While next- and even same-day delivery aren’t new concepts, they’ve previously been reserved for retail giants. But with 88% of consumers willing to pay for same-day or faster delivery, we’re likely to see more retailers than ever offer this option in 2019.
So how can online retailers keep up?
Beyond having the right technology in place, two- and same-day delivery requires retailers to expand their geographic footprint. To make same-day shipping more accessible and affordable for customers across the country, retailers and 3PLs alike need to be strategic when choosing fulfillment center locations and local partnerships.
“Amazon has set the standard of 2-day shipping regardless of location and item, so that is what customers expect. At ShipBob, we are not only providing 2-day shipping for our fast-growing DTC brands, but working on providing next-day shipping in high volume regions like New York, Los Angeles, San Francisco, Dallas, and Chicago,” Armstrong said.
Order fulfillment as a revenue driver
Customer acquisition costs are rising by double-digit percentages across Facebook and Google every year.
By creating a best-in-class post-purchase experience for customers, retailers can turn order fulfillment from a cost center to a revenue driver.

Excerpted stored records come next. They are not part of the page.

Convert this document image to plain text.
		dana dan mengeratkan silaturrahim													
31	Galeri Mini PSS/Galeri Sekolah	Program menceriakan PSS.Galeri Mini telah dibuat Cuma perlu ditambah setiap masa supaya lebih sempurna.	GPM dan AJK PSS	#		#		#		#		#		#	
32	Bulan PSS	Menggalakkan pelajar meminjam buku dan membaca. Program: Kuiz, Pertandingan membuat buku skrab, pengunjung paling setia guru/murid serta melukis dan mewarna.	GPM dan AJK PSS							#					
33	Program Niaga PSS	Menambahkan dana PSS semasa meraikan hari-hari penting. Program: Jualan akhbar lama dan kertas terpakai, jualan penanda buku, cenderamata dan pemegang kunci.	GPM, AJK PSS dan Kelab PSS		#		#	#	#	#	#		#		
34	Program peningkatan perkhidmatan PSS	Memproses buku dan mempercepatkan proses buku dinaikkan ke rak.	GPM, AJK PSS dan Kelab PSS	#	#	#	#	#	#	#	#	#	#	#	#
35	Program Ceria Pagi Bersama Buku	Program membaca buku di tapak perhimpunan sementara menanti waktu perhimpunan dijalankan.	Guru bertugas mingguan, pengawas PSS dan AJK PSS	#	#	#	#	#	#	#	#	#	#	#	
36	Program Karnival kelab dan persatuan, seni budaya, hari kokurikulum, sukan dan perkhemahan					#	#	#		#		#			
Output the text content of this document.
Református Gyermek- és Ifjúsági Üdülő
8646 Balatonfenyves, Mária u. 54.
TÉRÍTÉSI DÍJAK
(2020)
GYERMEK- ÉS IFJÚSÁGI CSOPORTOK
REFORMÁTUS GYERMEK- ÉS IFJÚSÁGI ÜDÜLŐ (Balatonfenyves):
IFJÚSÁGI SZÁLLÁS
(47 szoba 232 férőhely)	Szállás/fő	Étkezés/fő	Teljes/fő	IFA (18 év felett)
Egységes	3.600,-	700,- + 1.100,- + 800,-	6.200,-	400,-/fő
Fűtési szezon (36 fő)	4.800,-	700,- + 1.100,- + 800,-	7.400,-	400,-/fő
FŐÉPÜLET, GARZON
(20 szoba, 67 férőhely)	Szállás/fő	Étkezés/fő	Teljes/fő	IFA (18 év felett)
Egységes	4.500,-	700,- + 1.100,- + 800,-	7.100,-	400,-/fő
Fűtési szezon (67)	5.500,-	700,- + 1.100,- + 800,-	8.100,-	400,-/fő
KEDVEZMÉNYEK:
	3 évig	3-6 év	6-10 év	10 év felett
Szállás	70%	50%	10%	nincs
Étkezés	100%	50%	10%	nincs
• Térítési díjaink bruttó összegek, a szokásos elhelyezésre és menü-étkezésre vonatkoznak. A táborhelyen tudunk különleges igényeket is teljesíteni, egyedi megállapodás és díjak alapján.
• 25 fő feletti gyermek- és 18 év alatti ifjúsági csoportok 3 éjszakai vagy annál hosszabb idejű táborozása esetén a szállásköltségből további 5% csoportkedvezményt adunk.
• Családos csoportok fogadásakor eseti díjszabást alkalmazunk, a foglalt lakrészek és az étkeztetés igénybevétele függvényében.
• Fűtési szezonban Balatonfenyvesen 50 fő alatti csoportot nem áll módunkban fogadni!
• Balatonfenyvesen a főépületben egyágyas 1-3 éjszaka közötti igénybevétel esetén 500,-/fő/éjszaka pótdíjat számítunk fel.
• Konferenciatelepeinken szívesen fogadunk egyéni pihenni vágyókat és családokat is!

Meeting — or, better yet, exceeding — customer expectations around order fulfillment can help ecommerce retailers reduce cart abandonment, increase AOV, and build customer loyalty. The right ecommerce order fulfillment strategy is key to staying competitive in 2019.
“As customer acquisition becomes more difficult and more expensive, growing your AOV is paramount to long-term success and hitting sustainable ROI across your paid marketing channels,” Armstrong said.
How are you upgrading your order fulfillment strategy to meet customer expectations in 2019?